The Holy Family, or Critique of Critical Critique (Die heilige Familie, oder Kritik der kritischen Kritik) is a book written by Karl Marx and Friedrich Engels in November 1844 and published in 1845. The book is a critique of the Young Hegelians and their trend of thought, which was very popular in academic circles at the time.

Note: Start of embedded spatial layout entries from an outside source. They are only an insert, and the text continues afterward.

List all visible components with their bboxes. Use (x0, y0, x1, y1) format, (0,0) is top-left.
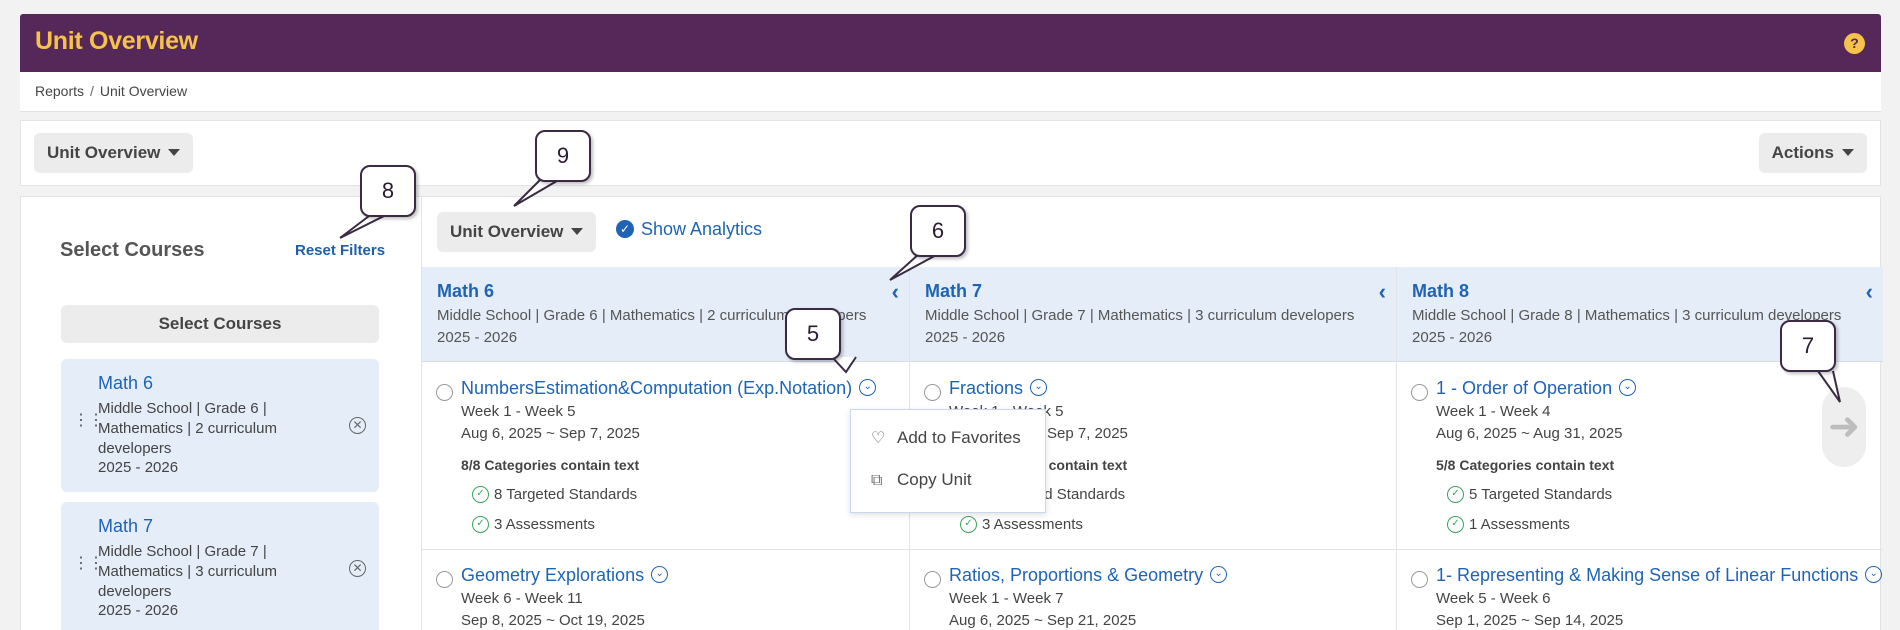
callout-7-pointer (1817, 370, 1841, 403)
callout-pointers (339, 177, 1841, 403)
callout-6: 6 (910, 205, 966, 257)
callout-9: 9 (535, 130, 591, 182)
callout-5: 5 (785, 308, 841, 360)
callout-7: 7 (1780, 320, 1836, 372)
callout-9-pointer (513, 177, 563, 207)
callout-6-pointer (889, 252, 941, 281)
callout-5-pointer (831, 356, 857, 374)
callout-8: 8 (360, 165, 416, 217)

The title was a suggestion by the publisher and is meant as a sarcastic reference to the Bauer Brothers and their supporters. The book created a controversy with much of the press and caused Bruno Bauer to refute the book in an article which was published in Wigand's Vierteljahrsschrift in 1845. Bauer claimed that Marx and Engels misunderstood what he was saying. Marx later replied to his response with his own article that was published in the journal Gesellschaftsspiegel in January 1846. Marx also discussed the argument in the second chapter of The German Ideology.

==History==
During Engels' short stay in Paris in 1844, Marx suggested that they should write together a critique of the rage of their day, the Young Hegelians. While accomplishing their plan, the first joint writing project between them was accomplished and thus the beginning of their friendship.

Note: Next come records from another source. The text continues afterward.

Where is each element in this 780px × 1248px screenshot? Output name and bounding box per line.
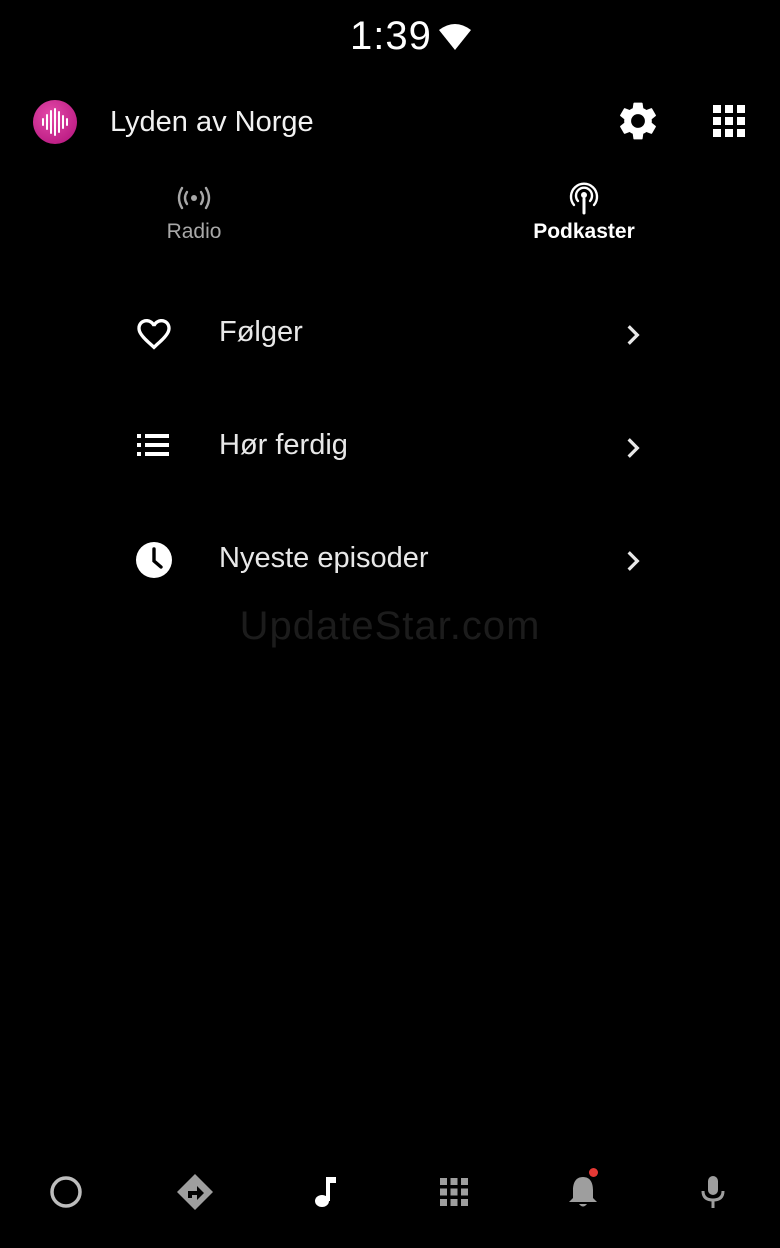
nav-voice-button[interactable]	[693, 1172, 733, 1212]
apps-button[interactable]	[706, 98, 752, 144]
list-item-following[interactable]: Følger	[120, 278, 660, 391]
status-time: 1:39	[350, 14, 432, 58]
waveform-logo-icon	[33, 100, 77, 144]
list-item-label: Nyeste episoder	[219, 542, 429, 574]
apps-grid-icon	[440, 1178, 468, 1206]
podcast-menu-list: Følger Hør ferdig Nyeste episoder	[120, 278, 660, 617]
list-item-newest-episodes[interactable]: Nyeste episoder	[120, 504, 660, 617]
app-header: Lyden av Norge	[0, 90, 780, 154]
podcast-icon	[569, 182, 599, 215]
tab-podcasts[interactable]: Podkaster	[484, 180, 684, 260]
list-item-label: Følger	[219, 316, 303, 348]
bell-icon	[569, 1177, 597, 1207]
clock-icon	[136, 542, 172, 578]
nav-navigation-button[interactable]	[175, 1172, 215, 1212]
gear-icon	[620, 102, 656, 140]
tab-radio-label: Radio	[166, 220, 222, 243]
chevron-right-icon	[627, 438, 640, 458]
status-bar: 1:39	[0, 0, 780, 80]
nav-notifications-button[interactable]	[563, 1168, 603, 1212]
watermark: UpdateStar.com	[239, 604, 541, 648]
music-note-icon	[315, 1177, 336, 1207]
nav-media-button[interactable]	[304, 1172, 344, 1212]
tab-podcasts-label: Podkaster	[533, 220, 635, 243]
settings-button[interactable]	[615, 98, 661, 144]
directions-icon	[177, 1174, 213, 1210]
nav-apps-button[interactable]	[434, 1172, 474, 1212]
heart-outline-icon	[137, 319, 171, 350]
chevron-right-icon	[627, 325, 640, 345]
circle-home-icon	[50, 1176, 82, 1208]
radio-broadcast-icon	[177, 186, 211, 210]
nav-home-button[interactable]	[46, 1172, 86, 1212]
notification-badge	[589, 1168, 598, 1177]
tab-radio[interactable]: Radio	[94, 180, 294, 260]
microphone-icon	[701, 1176, 725, 1208]
apps-grid-icon	[713, 105, 745, 137]
wifi-icon	[439, 24, 471, 50]
list-item-continue-listening[interactable]: Hør ferdig	[120, 391, 660, 504]
chevron-right-icon	[627, 551, 640, 571]
bottom-navigation-bar	[0, 1150, 780, 1240]
list-item-label: Hør ferdig	[219, 429, 348, 461]
list-icon	[137, 434, 169, 456]
app-title: Lyden av Norge	[110, 106, 314, 138]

After conversing, they began drawing up plans for a book about the Young Hegelian trend of thought very popular in academic circles. Agreeing to co-author the foreword, they divided up the other sections. Engels finished his assigned chapters before leaving Paris. Marx had the larger share of work, and he completed it by the end of November 1844. Marx would draw from his Economic and Philosophic Manuscripts, on which he had been working the spring and summer of 1844.

The foremost title line, The Holy Family, was added at the suggestion of the book publisher Lowenthal. It is a sarcastic reference to the Bauer brothers (Bruno and Edgar) and their supporters amongst the Hegelians who had attempted a critical renovation of Christianity, hence the subtitle A Critique of Critical Critique. Later Marx will continue this sarcasm by referring to them as Saint Bruno, Saint Max (Stirner), etc.

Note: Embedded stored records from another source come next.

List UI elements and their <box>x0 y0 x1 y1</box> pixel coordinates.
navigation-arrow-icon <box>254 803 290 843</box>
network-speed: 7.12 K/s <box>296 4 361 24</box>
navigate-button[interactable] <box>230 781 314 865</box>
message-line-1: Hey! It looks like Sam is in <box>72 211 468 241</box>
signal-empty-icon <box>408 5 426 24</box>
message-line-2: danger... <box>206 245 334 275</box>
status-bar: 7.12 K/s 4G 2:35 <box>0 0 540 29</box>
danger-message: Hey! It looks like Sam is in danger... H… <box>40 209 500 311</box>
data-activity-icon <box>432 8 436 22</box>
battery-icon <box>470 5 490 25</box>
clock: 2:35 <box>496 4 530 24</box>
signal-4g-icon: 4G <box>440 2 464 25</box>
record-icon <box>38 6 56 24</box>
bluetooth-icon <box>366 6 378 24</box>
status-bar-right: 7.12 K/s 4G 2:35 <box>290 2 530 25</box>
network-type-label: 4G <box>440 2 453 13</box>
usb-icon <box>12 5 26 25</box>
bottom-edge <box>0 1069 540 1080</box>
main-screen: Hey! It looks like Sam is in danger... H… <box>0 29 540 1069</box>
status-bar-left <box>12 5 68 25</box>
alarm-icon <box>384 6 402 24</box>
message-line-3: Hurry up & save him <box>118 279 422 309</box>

The book made something of a splash in the newspapers. One paper noted that it expressed socialist views since it criticized the "inadequacy of any half-measures directed at eliminating the social ailments of our time."

==Content==
The Holy Family is among the earlier works of Marx and Engels which discusses the concept behind the later-coined term false consciousness. Marx describes how communist workers are able to break out of the false consciousness prevalent under capitalism:

They (the communist workers) are most painfully aware of the difference between being and thinking, between consciousness and life. They know that property, capital, money, wage-labor and the like are no ideal figments of the brain but very practical, very objective products of their self-estrangement.
— Karl Marx and Friedrich Engels, Chapter IV. "Critical Criticism" as the Tranquillity of Knowledge, or "Critical
Criticism" as Herr Edgar, Section on Proudhon.

In the original German, this reads as follows:

Sie empfinden sehr schmerzlich den Unterschied zwischen Sein und Denken, zwischen Bewußtsein und Leben. Sie wissen, daß Eigentum, Kapital, Geld, Lohnarbeit u. dgl. durchaus keine ideellen Hirngespinste, sondern sehr praktische, sehr gegenständliche Erzeugnisse ihrer Selbstentfremdung sind, die also auch auf eine praktische, gegenständliche Weise aufgehoben werden müssen, damit nicht nur im Denken, im Bewußtsein, sondern im massenhaften Sein, im Leben der Mensch zum Menschen werde.
— Karl Marx and Friedrich Engels, Die heilige Familie, viertes Kapitel.